Book Review – Light A Penny Candle – Maeve Binchy

lightpennyMy rating: 4 of 5 stars

Evacuated from Blitz-battered London, shy and genteel Elizabeth White is sent to stay with the boisterous O’Connors in Kilgarret, Ireland. It is the beginning of an unshakeable bond between Elizabeth and Aisling O’Connor, a friendship that will endure through twenty turbulent years of change and chaos, joy and sorrow, soaring dreams and searing betrayals. Through those years of friendship Aisling and Elizabeth wind in and out of each other’s lives. As they grow, fall in love, through happy times and disappointments, they come to realize that not all troubles will be solved, nor all wishes granted by lighting a penny candle.
I first read Light a Penny Candle years ago when I was a teenager, it was the first Maeve Binchy book I read and by far my favorite, and through the years I have re-read it several times. I have read all of Binchy’s books, most are what I would call “easy reads” – light hearted and warm but a bit predictable.  However when I recently read Light a Penny Candle again and remembered why I loved it so much and I still find myself completely immerse in the story.

The characters are well written and strong; the story is one of friendship and the growth, struggle and joys that happen along the way.  Maeve Binchy paints a glorious story of the lives and loves of two women bound together by friendship.  I felt as though I was right alongside Aisling and Elizabeth in Ireland watching them grow into adulthood and confront family conflicts, love affairs, and failed marriages.

The story evolves over 1940s to 1960s, and illuminates the stifling lack of privacy typical of small-town life.

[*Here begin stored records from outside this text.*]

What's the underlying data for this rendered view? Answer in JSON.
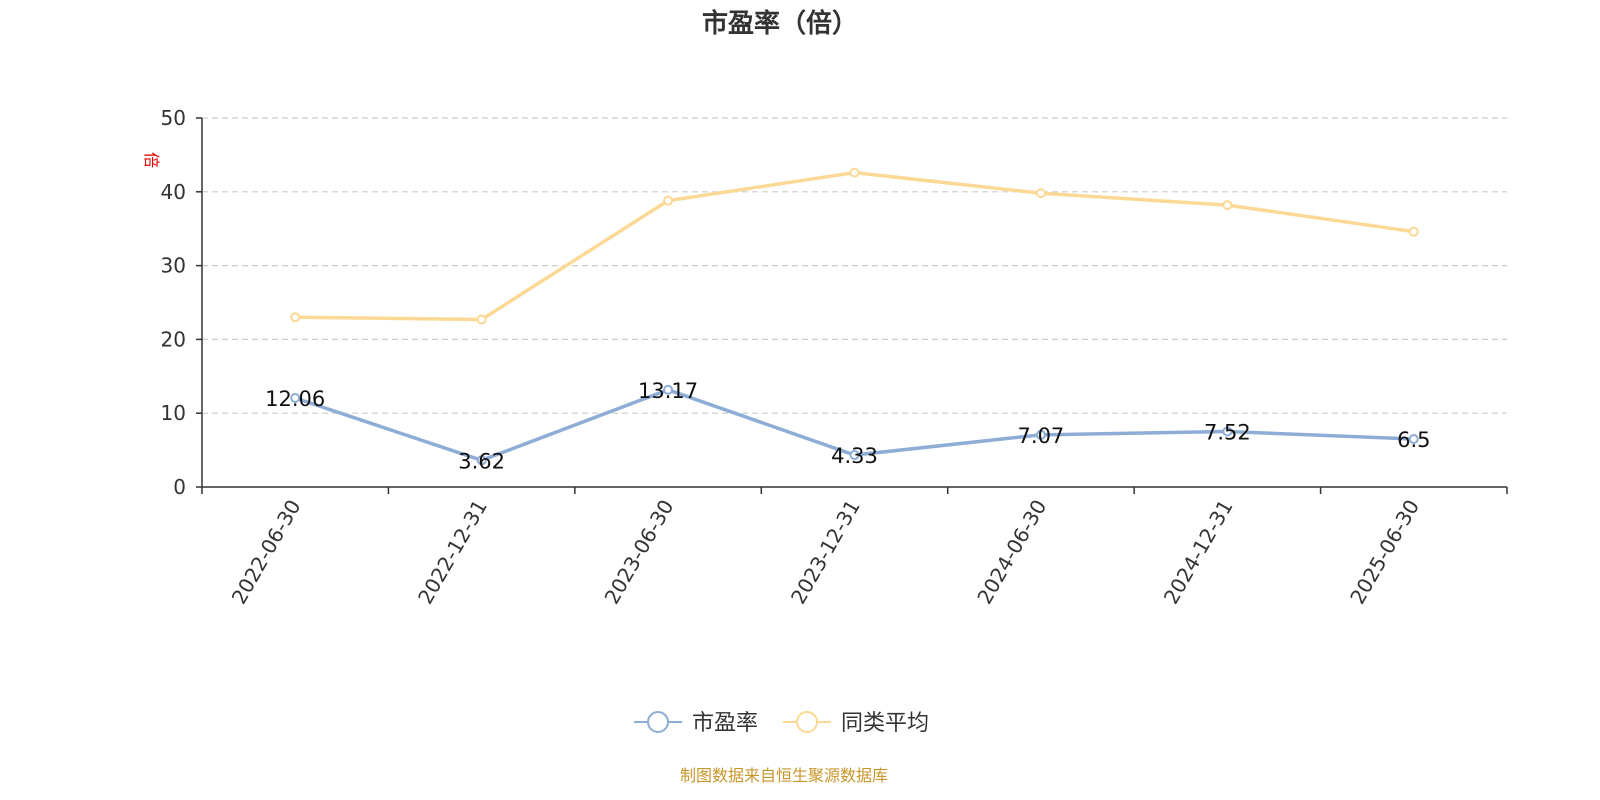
{
  "chart_data": {
    "type": "line",
    "title": "市盈率（倍）",
    "ylabel": "倍",
    "xlabel": "",
    "categories": [
      "2022-06-30",
      "2022-12-31",
      "2023-06-30",
      "2023-12-31",
      "2024-06-30",
      "2024-12-31",
      "2025-06-30"
    ],
    "ylim": [
      0,
      50
    ],
    "yticks": [
      0,
      10,
      20,
      30,
      40,
      50
    ],
    "grid": true,
    "legend_position": "bottom",
    "series": [
      {
        "name": "市盈率",
        "color": "#8eadd6",
        "values": [
          12.06,
          3.62,
          13.17,
          4.33,
          7.07,
          7.52,
          6.5
        ],
        "labels": [
          "12.06",
          "3.62",
          "13.17",
          "4.33",
          "7.07",
          "7.52",
          "6.5"
        ]
      },
      {
        "name": "同类平均",
        "color": "#fbd995",
        "values": [
          23.0,
          22.7,
          38.8,
          42.6,
          39.8,
          38.2,
          34.6
        ],
        "labels": []
      }
    ]
  },
  "source": "制图数据来自恒生聚源数据库"
}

The only thing I disliked was the abrupt ending – it left me thirsting for more (a sign of a good book if you ask me), I wanted to know what happened to Aisling and Elizabeth after the book ended.

Over the years, each time I would reached for a new Maeve Binchy book I found myself thinking of the girls of “Light a Penny Candle” where were they nao and how were they doing.  I still have my original book (I got it from a church book swap) – it is old, tattered, and worn, but opening up its pages brings me home to a place I feel happy and comfortable, home to Kilgarret!